Stanford patients were among the first on the West Coast to benefit from another recent development, the use of monoclonal antibodies to stop leaking blood vessels that cause several types of blindness, especially in people with age-related macular degeneration, Blumenkranz said. The macula is the central portion of the retina; it can become clouded with material that obscures vision.
Current research at Stanford includes continuing development of microsurgical devices and lasers that operate in femtoseconds—that's a millionth of a billionth second. Stanford physician-scientists are also investigating how semiconductor chips might be used to help patients whose retina is intact, but who, because of genetic disorders, have lost the rods and cones in the retina necessary to translate light into images.
More than 1,000 surgeries were performed at the Eye Institute last year; 40,000 patient visits covered treatment of cataracts, diabetic retinopathy, glaucoma, lid and orbital problems, corneal disease and vitrioretinal diseases such as age-related macular degeneration and diabetic retinopathy.
The Institute has also been nationally recognized as a center for clinical studies in refractive surgery, including LASIK and PRK.
With Thompson, the first challenge was diagnosis. At Stanford, physicians use specialized cameras and scanning equipment that produce a microscopic-level image of the eye's structures—without having to remove any tissue from the eye. A low-intensity laser light beam allows information about the retina, even the optic nerve, to be gathered in ways previously not thought possible, said Blumenkranz. That data is then processed with software that constructs the image.

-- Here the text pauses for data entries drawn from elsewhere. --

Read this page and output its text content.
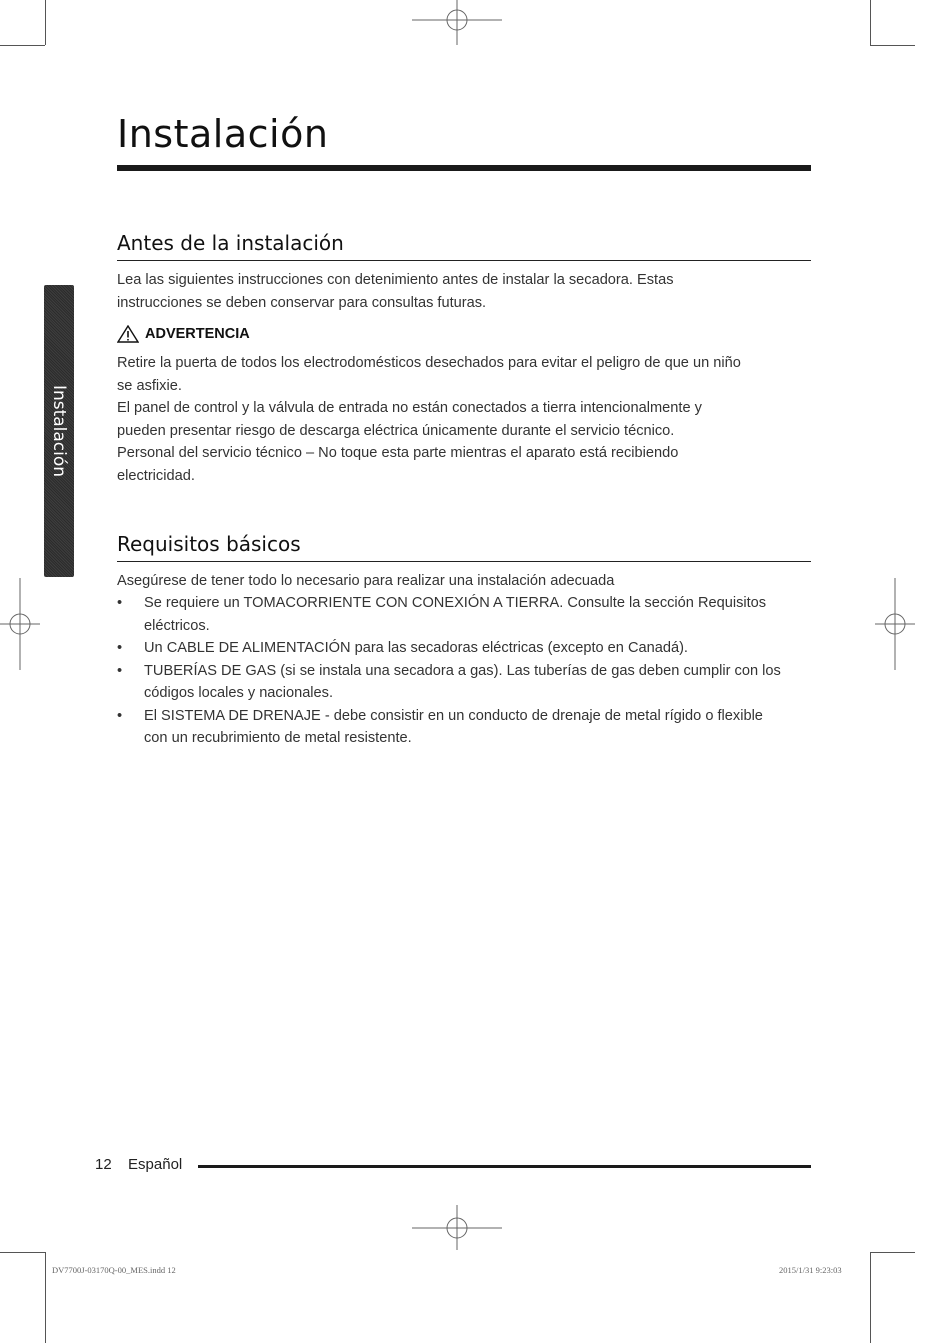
Instalación
Instalación
Antes de la instalación
Lea las siguientes instrucciones con detenimiento antes de instalar la secadora. Estas
instrucciones se deben conservar para consultas futuras.
ADVERTENCIA
Retire la puerta de todos los electrodomésticos desechados para evitar el peligro de que un niño
se asfixie.
El panel de control y la válvula de entrada no están conectados a tierra intencionalmente y
pueden presentar riesgo de descarga eléctrica únicamente durante el servicio técnico.
Personal del servicio técnico – No toque esta parte mientras el aparato está recibiendo
electricidad.
Requisitos básicos
Asegúrese de tener todo lo necesario para realizar una instalación adecuada
•	Se requiere un TOMACORRIENTE CON CONEXIÓN A TIERRA. Consulte la sección Requisitos
eléctricos.
•	Un CABLE DE ALIMENTACIÓN para las secadoras eléctricas (excepto en Canadá).
•	TUBERÍAS DE GAS (si se instala una secadora a gas). Las tuberías de gas deben cumplir con los
códigos locales y nacionales.
•	El SISTEMA DE DRENAJE - debe consistir en un conducto de drenaje de metal rígido o flexible
con un recubrimiento de metal resistente.
12 Español
DV7700J-03170Q-00_MES.indd 12	2015/1/31 9:23:03
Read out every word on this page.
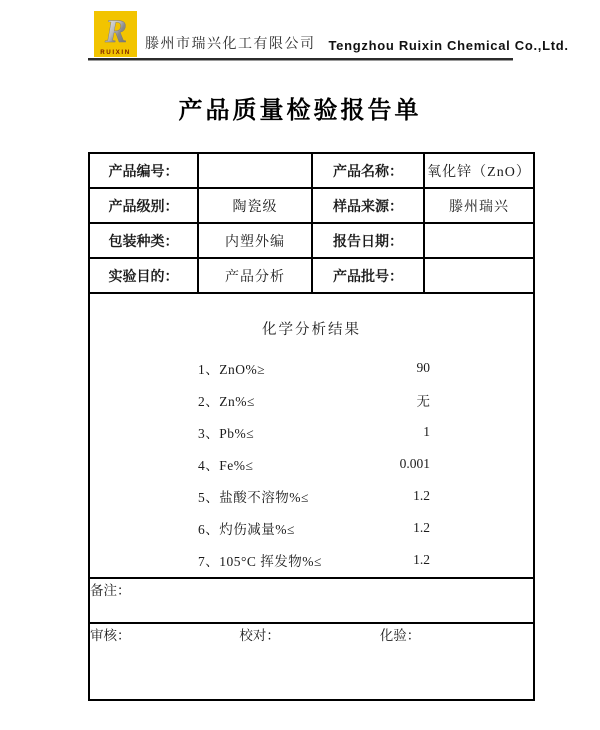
R
RUIXIN
滕州市瑞兴化工有限公司 Tengzhou Ruixin Chemical Co.,Ltd.
产品质量检验报告单
产品编号：		产品名称：	氧化锌（ZnO）
产品级别：	陶瓷级	样品来源：	滕州瑞兴
包装种类：	内塑外编	报告日期：	
实验目的：	产品分析	产品批号：	

化学分析结果
1、ZnO%≥	90
2、Zn%≤	无
3、Pb%≤	1
4、Fe%≤	0.001
5、盐酸不溶物%≤	1.2
6、灼伤减量%≤	1.2
7、105°C 挥发物%≤	1.2

备注：			
审核： 校对： 化验：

While repairing Thompson's injury required great surgical skill, "she was very lucky," Leng said. "It was a glancing injury which, fortunately and miraculously, did not cut the retina."
The surgery was conducted with a raft of special devices designed to cope with the challenge of an organ that is 90 percent water and only about one inch long. "As a young medical student," Leng said, "you have no idea of how complicated the eye is." The complexity of the eye, he said, means there are more things that can go wrong.
When he embarked upon his education in eye care, "they give you a set of books that stretches out three feet—and that’s the basic knowledge," he said. “Then we specialize even more.”
"I feel nothing short of lucky," Thompson said, "thanks to the skills, empathy, concern and knowledge of Dr. Leng and his team." They even returned her calls on Christmas Eve and New Year’s Day, she said. "They made sure they were available. I was totally impressed."
She may need to have more surgery. There is still some scar tissue that Leng may have to remove, but her vision in her left eye is currently 20/30, just 10 vision feet below normal. Because of the damage, however, even repaired, Thompson knows that left eye has some weakness. That hasn’t stopped her from being an active grandmother to her two granddaughters or from taking a long visit to back home to New Zealand. "I flew with no problem at all!" she said.